Da Abtreibungen in Polen in beinahe allen Fällen illegal sind und sich immer weniger Ärzte bereit finden, Abtreibungen durchzuführen, nehmen die Reisen von ungewollt schwangeren Frauen nach Deutschland zu. In der Berliner Zeitung gab es dazu heute eine Reportage.

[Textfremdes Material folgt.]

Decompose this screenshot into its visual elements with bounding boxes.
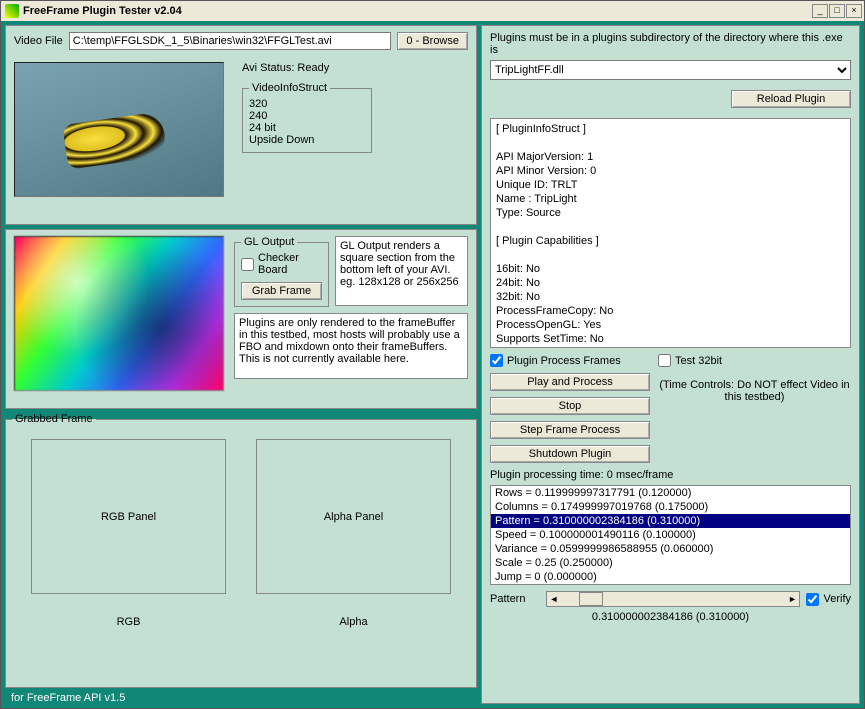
verify-checkbox[interactable]: Verify <box>806 593 851 606</box>
gl-note: Plugins are only rendered to the frameBu… <box>234 313 468 379</box>
app-window: FreeFrame Plugin Tester v2.04 _ □ × Vide… <box>0 0 865 709</box>
gl-output-legend: GL Output <box>241 236 297 248</box>
checker-board-label: Checker Board <box>258 252 322 276</box>
plugin-select[interactable]: TripLightFF.dll <box>490 60 851 80</box>
gl-hint: GL Output renders a square section from … <box>335 236 468 306</box>
video-file-label: Video File <box>14 35 63 47</box>
param-item[interactable]: Jump = 0 (0.000000) <box>491 570 850 584</box>
grab-frame-button[interactable]: Grab Frame <box>241 282 322 300</box>
gl-output-thumbnail <box>14 236 224 391</box>
play-process-button[interactable]: Play and Process <box>490 373 650 391</box>
param-item[interactable]: Pattern = 0.310000002384186 (0.310000) <box>491 514 850 528</box>
alpha-caption: Alpha <box>256 616 451 628</box>
slider-right-arrow[interactable]: ► <box>785 592 799 606</box>
alpha-panel: Alpha Panel <box>256 439 451 594</box>
plugin-info-text[interactable]: [ PluginInfoStruct ] API MajorVersion: 1… <box>490 118 851 348</box>
param-item[interactable]: Columns = 0.174999997019768 (0.175000) <box>491 500 850 514</box>
avi-status: Avi Status: Ready <box>242 62 468 74</box>
browse-button[interactable]: 0 - Browse <box>397 32 468 50</box>
param-name-label: Pattern <box>490 593 540 605</box>
rgb-panel: RGB Panel <box>31 439 226 594</box>
test-32bit-checkbox[interactable]: Test 32bit <box>658 354 851 367</box>
plugin-params-list[interactable]: Rows = 0.119999997317791 (0.120000)Colum… <box>490 485 851 585</box>
vinfo-depth: 24 bit <box>249 122 365 134</box>
close-button[interactable]: × <box>846 4 862 18</box>
grabbed-frame-legend: Grabbed Frame <box>12 413 96 425</box>
rgb-caption: RGB <box>31 616 226 628</box>
window-title: FreeFrame Plugin Tester v2.04 <box>23 5 182 17</box>
app-icon <box>5 4 19 18</box>
param-item[interactable]: Rows = 0.119999997317791 (0.120000) <box>491 486 850 500</box>
shutdown-plugin-button[interactable]: Shutdown Plugin <box>490 445 650 463</box>
footer-api-version: for FreeFrame API v1.5 <box>5 692 477 704</box>
step-frame-button[interactable]: Step Frame Process <box>490 421 650 439</box>
plugin-dir-notice: Plugins must be in a plugins subdirector… <box>490 32 851 56</box>
process-frames-checkbox[interactable]: Plugin Process Frames <box>490 354 650 367</box>
param-item[interactable]: Variance = 0.0599999986588955 (0.060000) <box>491 542 850 556</box>
vinfo-orient: Upside Down <box>249 134 365 146</box>
param-item[interactable]: Scale = 0.25 (0.250000) <box>491 556 850 570</box>
gl-output-panel: GL Output Checker Board Grab Frame GL Ou… <box>5 229 477 409</box>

Ein solcher Eingriff wäre in Krawczyks Heimatland nicht möglich gewesen. Das in Polen geltende Abtreibungsrecht ist eines der restriktivsten in Europa und lässt einen Schwangerschaftsabbruch nur in wenigen Ausnahmefällen zu. Es war wohl die katholische Kirche mit im Spiel, als das Gesetz 1993 eingeführt wurde. Zu mehr Kindersegen hat es aber nicht geführt. Die Geburtenrate in Polen ist ähnlich niedrig wie die in Deutschland, und die Frauen entscheiden sich auch immer später für ein Kind. Bis zu 200.000 Schwangerschaften werden jährlich abgebrochen, schätzt die polnische Föderation für Frauen und Familienplanung – die meisten illegal im Untergrund in Polen. Doch zunehmend fahren die Frauen dafür ins Ausland. Etwa jede siebte Abtreibung wird in Großbritannien, Österreich, den Niederlanden oder Deutschland vorgenommen. Vor allem in den grenznahen Krankenhäusern in Schwedt, Berlin und Prenzlau boomt der Abtreibungstourismus.
„Es hat sich unter den Polinnen herumgesprochen, dass Abtreibungen bei uns auch für sie legal sind“, sagt Janusz Rudzinski, Gynäkologe an der Frauenklinik in Prenzlau. Voraussetzung ist, dass sie sich vorher beraten lassen. 300 solcher Patientinnen hatte Rudzinskis Klinik im vergangenen Jahr. Dieses Jahr waren es bereits 600, schätzt der aus Polen stammende Arzt. Der Eingriff kostet 410 Euro. Die Frauen kommen aus ganz Polen.